I have been trying to figure out a way for a solar panel to clean it's self when the snow is deep. Even
though the panel is standing at a really sharp angle almost straight up some how 8" of snow will 
be hanging on the face of the panel. I used car wax on my panels and usually a good "Thump" and
it all slides off. I'm not sure if the wax helps or not never really tested.

OK keep in mind that the panel is aimed correctly at the sun. What if it had a 5" visor on the top.
Wouldn't that keep 3" or 4" of the panel clear from snow at the top? Direct sun light on a black solar panel under glass. Would that get warm?

would it be enough to heat up that black solar panel a little? All I need to do is get to up to 32* and it should
slide off. Self cleaning? 

Ideas? Would that work?


----------



## soyer38301 (Jul 27, 2017)

Guess it would depend on wind direction. It might pack it in under the visor instead. Just a thought 

Sent from my SM-G892A using Tapatalk


----------



## paraquack (Mar 1, 2013)

Move to southern AZ. We only get one snow fall every 4-5 years and it's gone in 4-5 hours. Now that's self cleaning.


----------



## Lunatic Wrench (May 13, 2018)

Look into some of the name brand nano waxes, they are more hydrophobic then carnauba.
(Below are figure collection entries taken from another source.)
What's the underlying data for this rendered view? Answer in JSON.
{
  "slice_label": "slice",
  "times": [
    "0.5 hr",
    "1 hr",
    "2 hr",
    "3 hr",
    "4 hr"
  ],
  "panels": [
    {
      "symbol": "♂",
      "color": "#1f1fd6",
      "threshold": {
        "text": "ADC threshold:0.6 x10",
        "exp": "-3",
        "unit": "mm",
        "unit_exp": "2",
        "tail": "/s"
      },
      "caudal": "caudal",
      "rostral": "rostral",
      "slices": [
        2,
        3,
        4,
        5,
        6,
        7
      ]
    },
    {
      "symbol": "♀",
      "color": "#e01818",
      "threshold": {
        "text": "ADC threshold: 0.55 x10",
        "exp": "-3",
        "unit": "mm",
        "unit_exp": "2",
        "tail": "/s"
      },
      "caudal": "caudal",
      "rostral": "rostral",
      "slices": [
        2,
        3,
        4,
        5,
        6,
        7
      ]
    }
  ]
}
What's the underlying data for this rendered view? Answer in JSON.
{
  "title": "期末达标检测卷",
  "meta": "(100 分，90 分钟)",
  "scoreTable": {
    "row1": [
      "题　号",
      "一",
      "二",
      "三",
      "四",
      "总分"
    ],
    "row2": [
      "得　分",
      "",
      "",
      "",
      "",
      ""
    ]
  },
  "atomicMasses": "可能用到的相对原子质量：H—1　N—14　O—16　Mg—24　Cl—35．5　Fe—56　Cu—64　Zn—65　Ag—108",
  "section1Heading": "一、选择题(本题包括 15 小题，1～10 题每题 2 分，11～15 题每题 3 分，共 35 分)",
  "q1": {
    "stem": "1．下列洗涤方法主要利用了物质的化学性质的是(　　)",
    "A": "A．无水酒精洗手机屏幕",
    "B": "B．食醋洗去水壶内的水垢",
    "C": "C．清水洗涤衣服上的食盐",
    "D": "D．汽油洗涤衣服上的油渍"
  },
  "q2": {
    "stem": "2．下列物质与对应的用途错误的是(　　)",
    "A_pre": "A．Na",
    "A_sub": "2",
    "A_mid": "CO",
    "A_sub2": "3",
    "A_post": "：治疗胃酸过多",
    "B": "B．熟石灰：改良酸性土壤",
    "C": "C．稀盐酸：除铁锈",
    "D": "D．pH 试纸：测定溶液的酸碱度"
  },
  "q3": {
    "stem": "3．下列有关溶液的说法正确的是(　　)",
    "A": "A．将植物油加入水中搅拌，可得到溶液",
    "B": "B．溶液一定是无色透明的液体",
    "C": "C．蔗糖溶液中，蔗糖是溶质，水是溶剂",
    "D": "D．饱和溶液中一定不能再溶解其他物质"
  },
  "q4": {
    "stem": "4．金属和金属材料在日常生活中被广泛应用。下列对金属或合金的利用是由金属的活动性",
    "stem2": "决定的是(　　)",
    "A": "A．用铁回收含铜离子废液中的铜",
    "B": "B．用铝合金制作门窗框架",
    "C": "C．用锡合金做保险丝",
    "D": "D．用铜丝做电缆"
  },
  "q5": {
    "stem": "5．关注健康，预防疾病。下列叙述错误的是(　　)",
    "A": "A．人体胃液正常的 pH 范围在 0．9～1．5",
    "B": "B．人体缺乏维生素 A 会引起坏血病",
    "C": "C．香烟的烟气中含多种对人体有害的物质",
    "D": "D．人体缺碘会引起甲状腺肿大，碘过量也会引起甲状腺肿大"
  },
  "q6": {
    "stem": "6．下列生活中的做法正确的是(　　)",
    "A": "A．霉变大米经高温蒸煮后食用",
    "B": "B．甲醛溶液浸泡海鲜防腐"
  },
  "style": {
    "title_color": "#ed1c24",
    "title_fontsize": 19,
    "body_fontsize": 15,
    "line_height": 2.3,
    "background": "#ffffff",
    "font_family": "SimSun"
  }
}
Or rig up a sweep powered by a small motor.


----------



## Crunch (Dec 12, 2019)

Same issue here and looking for a solution too. Mine are on the roof, added a permanent ladder so I can climb up there with a shop broom to clear them off when necessary. I thought about heat tape along the bottom edge of the panels, let it melt the snow and it'll keep sliding down the panels until it's clear, but requires power for the heat tape of course. I decided against it since it would likely leave large chunks of ice on the roof after the snow melted and refroze, but might be an option if yours are in the yard.


----------



## Maine-Marine (Mar 7, 2014)

set up a eye and have it sweep the panel when covered..

follow me on this... there are self tracking systems that move the panel as the sun moves.... you could use that SAME principal but have it MOVE a "broom" when the eye is covered... so if snow builds up and covers the LIGHT the arm would push a broom head over the panel

this shows a tracker...but use some imagination.. you could have a WIPER move to clean the panel


----------



## Back Pack Hack (Sep 15, 2016)




----------



## Elvis (Jun 22, 2018)

Some people in heavy snow areas mount a string of panels (with a separate controller) vertically on a house or barn wall. Not as efficient but at least the snow falls off.

Solar panels shed excess power when the batteries are in absorb or float as heat so if you can get enough power in the batteries to allow the batteries to go into float the panels will slowly heat up some.

If we get a dry snow I'll try to sweep the snow off using a long painters pole with a screw on broom head but most of my panels are ground mounted which helps.


----------